Table 1 Isotopic composition of enriched Mo

Target preparation

Two types of targets were irradiated. For irradiation at low beam intensity and for short duration, natural Mo foils (25 micron) in a stack (containing 4-7 foils, 10 mm × 10 mm, with an 8–10 micron thick natural Cu monitor foil placed just before the first Mo foil) were used. Circular (10 mm diameter) natMo and 100Mo metal pellet targets were used in the irradiations of longer duration and at higher beam intensities (up to 3 μA). These Mo pellets were prepared by pressing about 400–500 mg natural or enriched Mo metal powder in a dice plunger at 980 MPa pressure. Zr-metal pallet was prepared by pressing about 350 mg natural Zr metal powder in a dice plunger at 980 MPa pressure.

Target irradiation

All the irradiation experiments were carried out with 16/18/20 MeV protons using the cyclotron of Variable Energy Cyclotron Centre (VECC), Kolkata. The beam current was measured by placing a natural copper monitor foil (8-10 mg/cm2 thick) in front of the target. For beam current measurement the natCu(p, x)62,63,65Zn cross-section data recommended by International Atomic Energy Agency [26] were used. In case of Mo-foil stack irradiation, stacks containing 4–7 natMo foils (each 25 micron thick) were irradiated with a proton beam (energy window: 8-20 MeV, current: 10–250 nA) for 1–5 min. In order to irradiate the stacked foil targets at lower incident beam energy, 100, 200, 300, 400 μm, thick Mo foils were used in between the Cu monitor foil and the Mo stack, to degrade the proton energy from 20/18/16 MeV to a lower value. The actual “on target” beam energy falling on the individual foil in a stack was determined using the energy-range formula and tables [27]. The radioactivity in each Mo foil in the stack was assessed 1.5 h after the end of irradiation (EOI). natMo pellet (about 400 mg) targets irradiated at 1–3 μA, 16/18 MeV beam intensity for 1–6 h were used to standardize the chemical separation of the Tc-radionuclides from Mo and other co-produced non-isotopic impurities (e.g. radioisotopes of Nb, Zr or Y) and to study the recovery of Mo from the irradiated target. 100Mo metal pellets were irradiated at 18 MeV. RNP of the 99mTc obtained from the enriched 100Mo target was studied as a function of time.

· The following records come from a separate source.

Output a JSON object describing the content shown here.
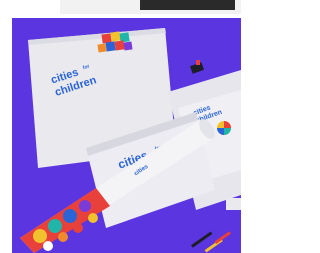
{
  "scene": {
    "description_colors": {
      "background": "#5b35e0",
      "paper": "#e9e9ee",
      "brand_blue": "#2a64d6",
      "accent_red": "#e8403a",
      "accent_yellow": "#f2c12e",
      "accent_teal": "#1fb5a8"
    }
  },
  "brand": {
    "name": "cities for children",
    "line1": "cities",
    "line2": "for",
    "line3": "children"
  }
}
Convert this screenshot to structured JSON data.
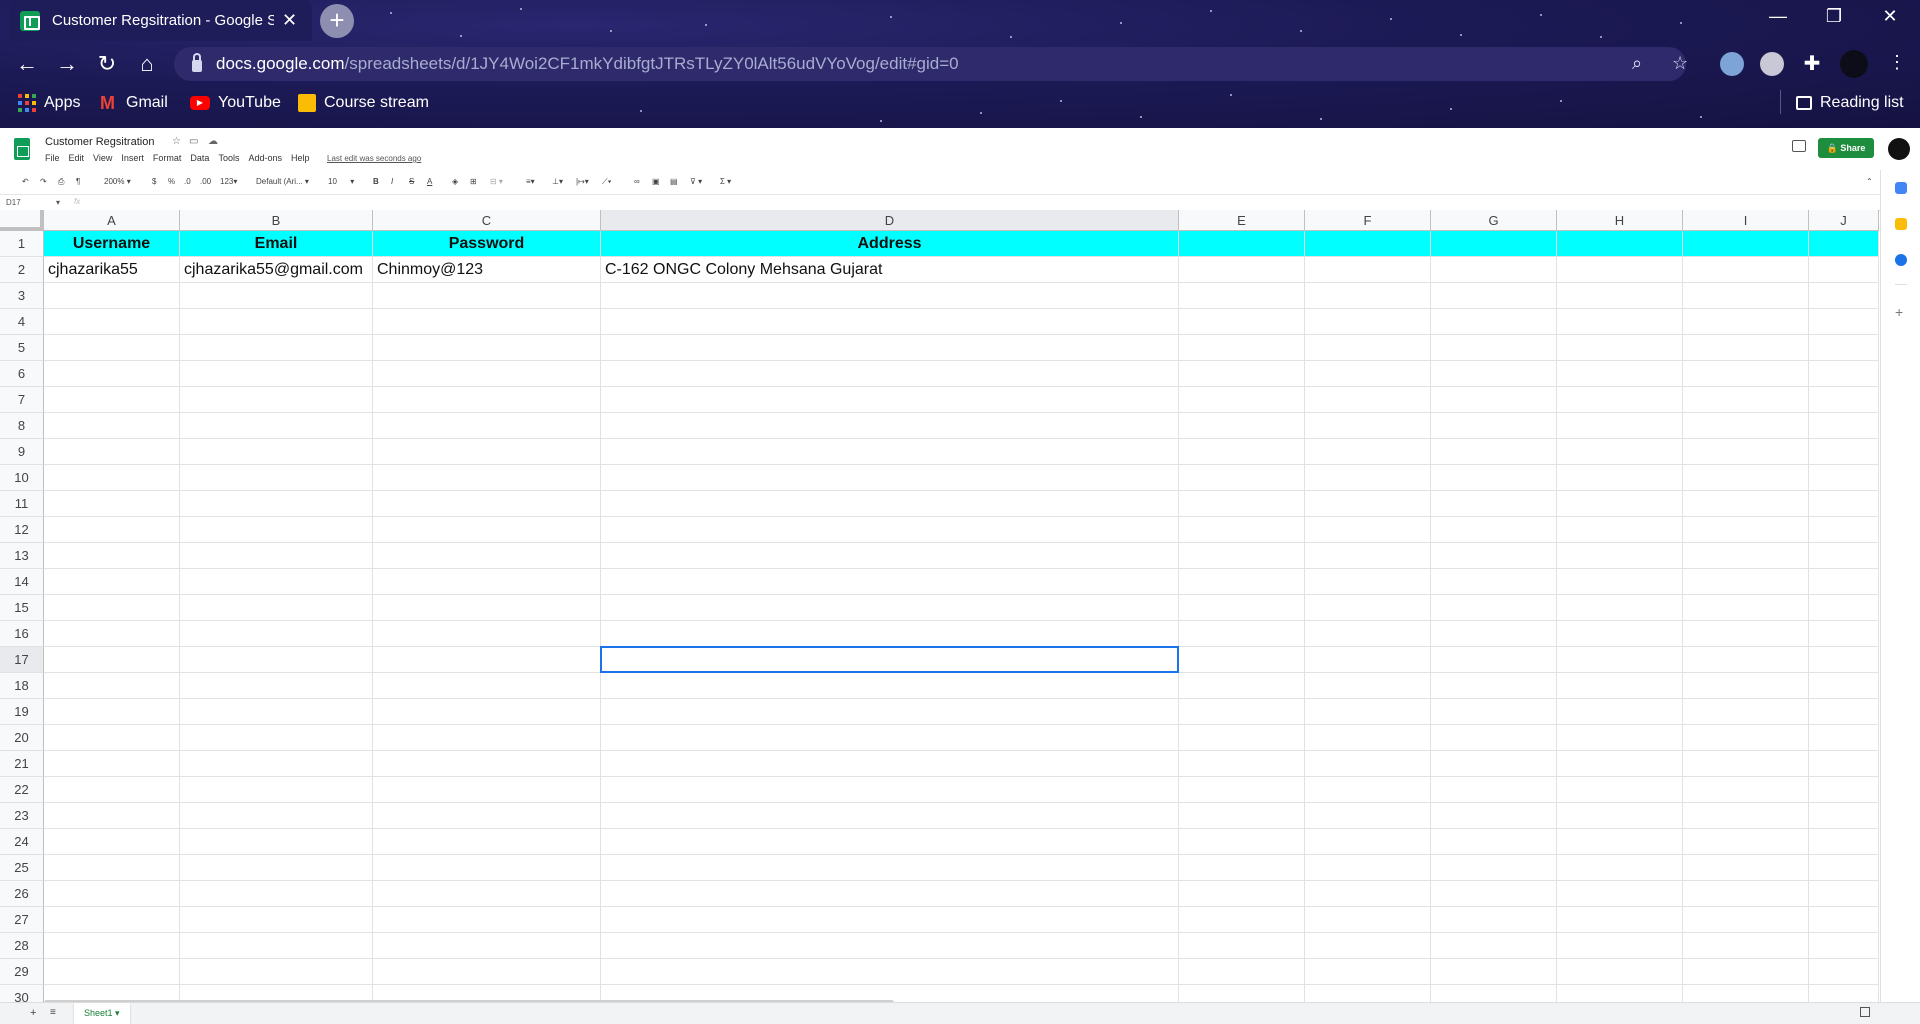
{
  "browser": {
    "tab_title": "Customer Regsitration - Google S",
    "url_host": "docs.google.com",
    "url_path": "/spreadsheets/d/1JY4Woi2CF1mkYdibfgtJTRsTLyZY0lAlt56udVYoVog/edit#gid=0",
    "bookmarks": [
      "Apps",
      "Gmail",
      "YouTube",
      "Course stream"
    ],
    "reading_list": "Reading list"
  },
  "doc": {
    "title": "Customer Regsitration",
    "menu": [
      "File",
      "Edit",
      "View",
      "Insert",
      "Format",
      "Data",
      "Tools",
      "Add-ons",
      "Help"
    ],
    "last_edit": "Last edit was seconds ago",
    "share_label": "Share"
  },
  "toolbar": {
    "zoom": "200%",
    "currency": "$",
    "percent": "%",
    "dec_decrease": ".0",
    "dec_increase": ".00",
    "more_formats": "123",
    "font": "Default (Ari...",
    "font_size": "10",
    "bold": "B",
    "italic": "I",
    "strike": "S",
    "text_color": "A",
    "sum": "Σ"
  },
  "formula_bar": {
    "name_box": "D17",
    "fx": "fx",
    "content": ""
  },
  "grid": {
    "columns": [
      "A",
      "B",
      "C",
      "D",
      "E",
      "F",
      "G",
      "H",
      "I",
      "J"
    ],
    "rows": [
      "1",
      "2",
      "3",
      "4",
      "5",
      "6",
      "7",
      "8",
      "9",
      "10",
      "11",
      "12",
      "13",
      "14",
      "15",
      "16",
      "17",
      "18",
      "19",
      "20",
      "21",
      "22",
      "23",
      "24",
      "25",
      "26",
      "27",
      "28",
      "29",
      "30"
    ],
    "header_row": [
      "Username",
      "Email",
      "Password",
      "Address"
    ],
    "data_row": [
      "cjhazarika55",
      "cjhazarika55@gmail.com",
      "Chinmoy@123",
      "C-162 ONGC Colony Mehsana Gujarat"
    ],
    "selected_cell": "D17",
    "header_fill": "#00ffff"
  },
  "sheets": {
    "active_tab": "Sheet1"
  },
  "colors": {
    "browser_bg": "#1c1a55",
    "share_green": "#1e8e3e",
    "selection_blue": "#1a73e8"
  }
}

For the preparation of Nb, Zr and Y radiotracers, Zr-metal pallet (1 mm thick, w = 0.301 g) was irradiated in the in-house cyclotron of the Variable Energy Cyclotron Centre (VECC) with 18 MeV, 1 μA proton beam for 22 h.

Gamma ray spectrometry

The radioactivity of samples was measured on a 30 cc HPGe detector coupled to an ORTEC 92× Spectrum master and a personal computer loaded with ORTEC Maestro II software. The detector used had 10 % efficiency relative to a 3″ × 3″ NaI(Tl) detector and an energy resolution (FWHM) of 1.74 keV at the 1332 keV γ-peak of 60Co. A standard 152Eu source was used for the energy as well as for the efficiency calibration. The radionuclides were identified by their characteristic photo peaks and half-lives. In order to avoid any interference of counts from the same gamma energy of another radioisotope, carefully selected characteristic gamma energies of the respective radioisotopes were used for the activity measurement. The gamma energies used for the radioactivity measurement of different radioisotopes are listed in Table 2. All the nuclear data of these radioisotopes used for calculation were taken from the available Ref. [28]. The radioactivity measurement of all the radioactive samples was carried out at a suitable distance (0.5–25 cm) from the detector keeping the dead time below 10 %. Total error in the yield was estimated in the standard way: the independent errors of the linearly contributing processes (beam current measurement-8 %, statistical error in the counting-4 % and uncertainty in the sample geometry-5 %) were summed quadratically and the square root of the sum was taken. Thus, the total error estimated in the yield was about 10.2 %.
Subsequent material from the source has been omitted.